Sometimes the hardest part of winning a constitutional lawsuit is getting into the courtroom in the first place. When IJ sues over an unconstitutional regulation, the government’s first response is frequently not to defend the regulation but to say that we shouldn’t be allowed to sue at all. They say our clients haven’t been harmed by the regulation, or that we sued too soon, before the regulation went into effect, or that we sued too late, after the regulation already caused its harms.
That is exactly what happened in IJ’s lawsuit challenging Washington, D.C.’s new requirement that all day care providers in the city obtain college degrees. IJ sued on behalf of a group of workers with years of experience in child care who could not afford to return to school in order to keep doing the work they were already doing. But no sooner had we sued than D.C. changed the regulations in response to the lawsuit. Its new regulations made some of our clients eligible for renewable waivers of the college requirement—and, for the others, it pushed the rules’ effective date all the way out to 2023.

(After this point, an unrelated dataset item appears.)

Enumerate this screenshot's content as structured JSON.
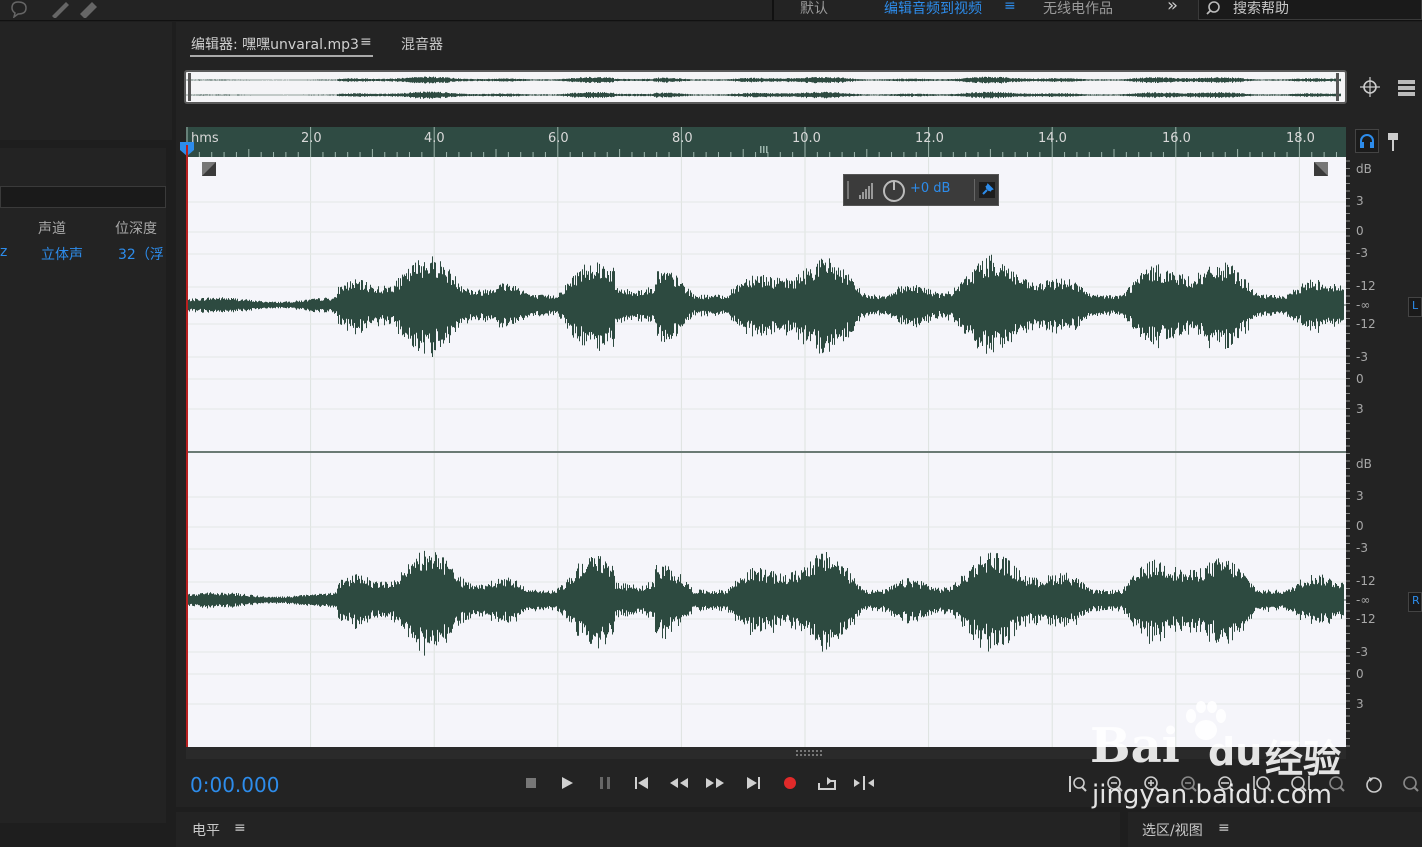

Armed with its new regulations, D.C.’s lawyers marched into court to ask the judge to march us out. After all, what did we have to worry about? Sure, our clients might be kicked out of a job, but not for at least a few more years.
It’s the kind of tactic that works all too often for the government. But not here: This May, we obtained a ruling from the U.S. Court of Appeals for the D.C. Circuit. The court held that having to spend any time at all complying with a regulation is an injury that allows you to sue now and that government cannot kick people out of federal court by giving them an “exemption” that can be taken away at any time.
A ruling like this seems like common sense—because it is. But it is common sense that has frequently eluded government attorneys. A major appellate opinion rejecting these arguments will help not only day care providers in D.C. but also people nationwide who want to defend their most basic rights in court.
Robert McNamara is an IJ senior attorney.